Cover of Orbital

Orbital

by Samantha Harvey


Genre
Fiction, Science Fiction, Contemporary
Year
2023
Pages
126
Contents

Orbit 3, descending

Overview

Chie’s grief sharpens into a vivid imagined history of her parents’ seaside life, her father’s decline, and her mother dying alone while waiting for Chie’s return from space. As the station passes Japan and then emptier ocean, the personal loss is set against an indifferent planetary scale. The crew watches a typhoon rapidly organize and intensify, documenting it in detail and reporting its track while recognizing their powerlessness to change its outcome.

Summary

The chapter opens with a carefully imagined Japanese wooden house by the sea, its sliding paper doors and tatami floors full of small, living details. Outside, a man and woman work in an August vegetable patch under heavy heat, the island sounds thick with insects and frogs as pumpkins swell and seasons begin to turn.

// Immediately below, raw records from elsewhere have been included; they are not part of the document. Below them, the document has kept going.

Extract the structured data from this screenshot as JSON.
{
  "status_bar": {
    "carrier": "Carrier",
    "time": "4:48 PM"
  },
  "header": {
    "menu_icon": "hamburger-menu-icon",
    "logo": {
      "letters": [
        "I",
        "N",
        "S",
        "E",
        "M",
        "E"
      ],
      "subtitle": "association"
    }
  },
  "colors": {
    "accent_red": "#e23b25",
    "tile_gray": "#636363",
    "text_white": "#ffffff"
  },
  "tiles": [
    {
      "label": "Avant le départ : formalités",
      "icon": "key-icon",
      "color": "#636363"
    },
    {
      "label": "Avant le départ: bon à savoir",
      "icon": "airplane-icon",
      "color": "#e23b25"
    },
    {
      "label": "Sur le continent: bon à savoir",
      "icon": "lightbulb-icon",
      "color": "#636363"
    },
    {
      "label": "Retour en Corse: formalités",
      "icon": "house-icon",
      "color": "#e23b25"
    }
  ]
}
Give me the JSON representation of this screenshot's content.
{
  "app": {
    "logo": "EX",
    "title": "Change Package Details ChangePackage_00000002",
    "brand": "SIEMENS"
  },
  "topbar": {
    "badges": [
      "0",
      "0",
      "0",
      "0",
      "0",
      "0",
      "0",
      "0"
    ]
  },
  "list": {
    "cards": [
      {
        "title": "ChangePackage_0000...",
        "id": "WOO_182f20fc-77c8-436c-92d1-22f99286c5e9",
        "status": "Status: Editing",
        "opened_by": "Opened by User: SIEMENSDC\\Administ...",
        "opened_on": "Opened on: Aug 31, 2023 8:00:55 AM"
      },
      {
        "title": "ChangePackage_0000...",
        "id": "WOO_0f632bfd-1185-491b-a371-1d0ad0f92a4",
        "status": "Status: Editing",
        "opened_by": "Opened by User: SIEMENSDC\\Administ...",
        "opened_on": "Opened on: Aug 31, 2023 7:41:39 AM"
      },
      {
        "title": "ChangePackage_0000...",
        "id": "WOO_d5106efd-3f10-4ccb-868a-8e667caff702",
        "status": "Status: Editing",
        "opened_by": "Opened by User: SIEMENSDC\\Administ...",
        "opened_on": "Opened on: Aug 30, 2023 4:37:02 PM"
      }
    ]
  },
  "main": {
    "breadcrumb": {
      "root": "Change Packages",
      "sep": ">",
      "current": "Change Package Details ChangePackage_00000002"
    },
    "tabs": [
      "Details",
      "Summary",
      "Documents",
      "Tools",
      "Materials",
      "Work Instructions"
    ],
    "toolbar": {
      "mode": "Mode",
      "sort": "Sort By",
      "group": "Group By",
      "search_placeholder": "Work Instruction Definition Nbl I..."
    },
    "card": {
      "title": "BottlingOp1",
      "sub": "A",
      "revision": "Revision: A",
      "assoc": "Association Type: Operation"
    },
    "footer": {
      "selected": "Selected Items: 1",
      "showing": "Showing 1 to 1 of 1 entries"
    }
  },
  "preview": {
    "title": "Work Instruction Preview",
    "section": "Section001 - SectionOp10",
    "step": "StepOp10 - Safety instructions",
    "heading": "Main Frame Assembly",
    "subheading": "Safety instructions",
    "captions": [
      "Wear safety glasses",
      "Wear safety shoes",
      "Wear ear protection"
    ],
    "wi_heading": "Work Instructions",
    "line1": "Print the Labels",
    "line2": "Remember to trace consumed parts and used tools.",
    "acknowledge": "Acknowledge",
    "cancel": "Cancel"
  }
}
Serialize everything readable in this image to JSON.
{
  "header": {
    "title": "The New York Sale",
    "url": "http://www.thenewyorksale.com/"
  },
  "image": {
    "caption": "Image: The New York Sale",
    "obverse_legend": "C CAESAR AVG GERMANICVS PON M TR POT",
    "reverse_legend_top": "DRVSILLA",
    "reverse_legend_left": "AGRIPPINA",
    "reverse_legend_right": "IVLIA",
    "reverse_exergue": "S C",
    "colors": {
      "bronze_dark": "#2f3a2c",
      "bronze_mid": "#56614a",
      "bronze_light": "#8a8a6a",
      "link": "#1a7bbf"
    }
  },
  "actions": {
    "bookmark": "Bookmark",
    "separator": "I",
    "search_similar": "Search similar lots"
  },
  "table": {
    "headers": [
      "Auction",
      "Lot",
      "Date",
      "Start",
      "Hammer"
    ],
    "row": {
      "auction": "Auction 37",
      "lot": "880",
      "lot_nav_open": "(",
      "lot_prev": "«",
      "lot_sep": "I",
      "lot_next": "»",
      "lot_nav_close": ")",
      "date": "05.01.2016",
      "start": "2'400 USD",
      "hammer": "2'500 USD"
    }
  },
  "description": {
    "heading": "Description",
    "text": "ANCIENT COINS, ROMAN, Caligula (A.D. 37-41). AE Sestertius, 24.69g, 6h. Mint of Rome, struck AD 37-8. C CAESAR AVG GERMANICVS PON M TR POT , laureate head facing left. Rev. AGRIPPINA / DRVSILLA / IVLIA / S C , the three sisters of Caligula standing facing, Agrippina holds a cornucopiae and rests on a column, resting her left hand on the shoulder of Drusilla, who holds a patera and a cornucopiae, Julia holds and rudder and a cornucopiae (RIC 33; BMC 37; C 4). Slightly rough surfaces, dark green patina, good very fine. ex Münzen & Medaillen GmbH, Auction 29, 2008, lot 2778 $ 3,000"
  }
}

Time accelerates through years as the man ages faster than his wife, growing dry and frail and shocked by how the body fails. Another half-year passes and the man dies, leaving the woman to live alone in the worn house as the decades move on and damp, mildew, and encroaching ocean mark the slow changes around her.

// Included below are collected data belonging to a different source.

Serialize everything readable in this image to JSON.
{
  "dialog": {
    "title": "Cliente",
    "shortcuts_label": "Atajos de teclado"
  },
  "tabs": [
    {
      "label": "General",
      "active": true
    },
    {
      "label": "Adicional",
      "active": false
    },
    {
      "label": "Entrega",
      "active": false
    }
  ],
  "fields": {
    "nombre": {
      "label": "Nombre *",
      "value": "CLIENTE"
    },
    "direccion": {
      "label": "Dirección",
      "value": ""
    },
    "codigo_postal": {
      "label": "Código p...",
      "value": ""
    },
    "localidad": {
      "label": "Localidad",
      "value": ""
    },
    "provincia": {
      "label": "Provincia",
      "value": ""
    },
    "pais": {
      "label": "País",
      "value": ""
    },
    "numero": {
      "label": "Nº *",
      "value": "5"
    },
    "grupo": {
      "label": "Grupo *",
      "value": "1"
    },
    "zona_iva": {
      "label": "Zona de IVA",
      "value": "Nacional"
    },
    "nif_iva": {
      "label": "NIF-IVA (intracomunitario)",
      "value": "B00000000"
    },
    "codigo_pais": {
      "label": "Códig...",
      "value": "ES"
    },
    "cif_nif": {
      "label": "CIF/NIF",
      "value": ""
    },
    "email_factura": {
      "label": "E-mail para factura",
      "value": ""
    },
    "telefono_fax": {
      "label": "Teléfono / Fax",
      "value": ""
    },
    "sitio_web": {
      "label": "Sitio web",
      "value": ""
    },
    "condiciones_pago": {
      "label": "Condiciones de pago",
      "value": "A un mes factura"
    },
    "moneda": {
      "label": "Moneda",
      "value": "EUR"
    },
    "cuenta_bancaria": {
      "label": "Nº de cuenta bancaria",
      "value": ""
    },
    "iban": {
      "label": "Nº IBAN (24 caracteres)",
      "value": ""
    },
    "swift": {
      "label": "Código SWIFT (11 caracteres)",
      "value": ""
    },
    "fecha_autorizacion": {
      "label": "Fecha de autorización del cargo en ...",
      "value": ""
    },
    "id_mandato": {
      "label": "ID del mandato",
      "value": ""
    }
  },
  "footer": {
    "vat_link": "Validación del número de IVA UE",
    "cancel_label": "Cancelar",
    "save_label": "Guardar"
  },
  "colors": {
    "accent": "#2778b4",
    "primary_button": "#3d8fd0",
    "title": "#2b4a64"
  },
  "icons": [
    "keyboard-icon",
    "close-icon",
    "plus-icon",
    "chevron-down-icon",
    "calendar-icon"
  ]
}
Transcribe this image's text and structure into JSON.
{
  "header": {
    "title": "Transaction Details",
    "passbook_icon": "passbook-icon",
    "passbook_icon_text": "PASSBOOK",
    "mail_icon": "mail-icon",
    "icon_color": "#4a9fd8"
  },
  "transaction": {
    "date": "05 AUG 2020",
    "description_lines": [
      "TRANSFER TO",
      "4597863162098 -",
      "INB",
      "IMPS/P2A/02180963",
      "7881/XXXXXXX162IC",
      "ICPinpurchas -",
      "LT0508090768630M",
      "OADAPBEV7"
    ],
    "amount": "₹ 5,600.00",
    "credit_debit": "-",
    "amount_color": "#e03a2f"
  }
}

In a warm late autumn, the woman—still thinking of herself as tough and no-nonsense—lies on the house step in an unusual gesture of surrender as her health fails. She listens to a lone, out-of-season cicada and thinks about the moving point of light in the sky where her daughter is stationed, hoping to hold on for a month until her daughter returns, but realizing death will not wait.

Days pass; the woman’s body is removed and the house is left deserted. From the station, Asia slides away beneath the orbit—Shikoku and Kyushu disappearing into ocean—linking the daughter’s distant viewpoint to the abandoned shoreline where the pumpkins soften and the sea edges closer.

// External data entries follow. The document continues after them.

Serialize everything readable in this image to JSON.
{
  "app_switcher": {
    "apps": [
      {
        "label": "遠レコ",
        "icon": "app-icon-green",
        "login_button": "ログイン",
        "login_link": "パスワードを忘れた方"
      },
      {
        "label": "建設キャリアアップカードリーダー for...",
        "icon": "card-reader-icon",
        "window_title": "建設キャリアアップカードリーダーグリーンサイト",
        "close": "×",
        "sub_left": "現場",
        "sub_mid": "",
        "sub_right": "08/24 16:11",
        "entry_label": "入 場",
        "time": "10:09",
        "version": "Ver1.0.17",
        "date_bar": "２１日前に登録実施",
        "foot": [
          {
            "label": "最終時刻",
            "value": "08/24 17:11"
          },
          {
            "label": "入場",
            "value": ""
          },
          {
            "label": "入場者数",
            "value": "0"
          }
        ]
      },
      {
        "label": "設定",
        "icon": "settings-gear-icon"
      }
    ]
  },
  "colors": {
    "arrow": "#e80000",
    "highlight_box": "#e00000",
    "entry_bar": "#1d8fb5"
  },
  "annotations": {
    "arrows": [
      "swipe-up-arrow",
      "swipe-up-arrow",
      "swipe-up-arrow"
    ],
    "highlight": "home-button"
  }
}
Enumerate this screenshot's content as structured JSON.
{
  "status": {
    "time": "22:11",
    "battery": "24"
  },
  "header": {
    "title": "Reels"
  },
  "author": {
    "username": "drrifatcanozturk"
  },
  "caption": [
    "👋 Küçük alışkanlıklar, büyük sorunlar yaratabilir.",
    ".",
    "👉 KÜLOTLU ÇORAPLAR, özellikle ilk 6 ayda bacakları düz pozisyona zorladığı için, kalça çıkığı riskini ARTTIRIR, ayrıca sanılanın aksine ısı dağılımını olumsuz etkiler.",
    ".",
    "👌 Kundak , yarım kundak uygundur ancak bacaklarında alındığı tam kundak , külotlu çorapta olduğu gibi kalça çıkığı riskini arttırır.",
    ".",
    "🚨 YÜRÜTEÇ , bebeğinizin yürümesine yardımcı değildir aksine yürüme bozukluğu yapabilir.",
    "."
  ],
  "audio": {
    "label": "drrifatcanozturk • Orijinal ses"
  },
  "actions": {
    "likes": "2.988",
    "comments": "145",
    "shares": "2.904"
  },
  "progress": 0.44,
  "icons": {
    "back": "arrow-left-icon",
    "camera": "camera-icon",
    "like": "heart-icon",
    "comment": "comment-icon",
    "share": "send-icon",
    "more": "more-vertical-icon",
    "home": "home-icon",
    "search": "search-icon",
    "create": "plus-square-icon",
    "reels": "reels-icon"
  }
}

Over the empty Pacific, the strengthening typhoon organizes into a spiraling mass, darker and denser than expected and likely at least Category Four. Told to take as many photographs as possible, the crew presses long lenses to the glass, documents the storm’s anticlockwise ordering, and sends images and coordinates to Earth, feeling like “fortune tellers” who can foresee what is coming but cannot stop it before the orbit carries them into darkness.

Who Appears

  • Chie
    Crew member; imagines her parents’ lives and her mother’s death while she remains in orbit.
  • The crew
    Six astronauts; photograph the organizing typhoon and transmit images, coordinates, and updates to Earth.
  • Chie’s mother
    Aging woman in Japan; lives alone after her husband’s death and dies waiting for her daughter’s return.
  • Chie’s father
    Elderly man in the imagined past; ages rapidly and dies, leaving his wife widowed.
  • Mission control (unseen)
    Offscreen authority; instructs the crew to take as many storm photographs as possible.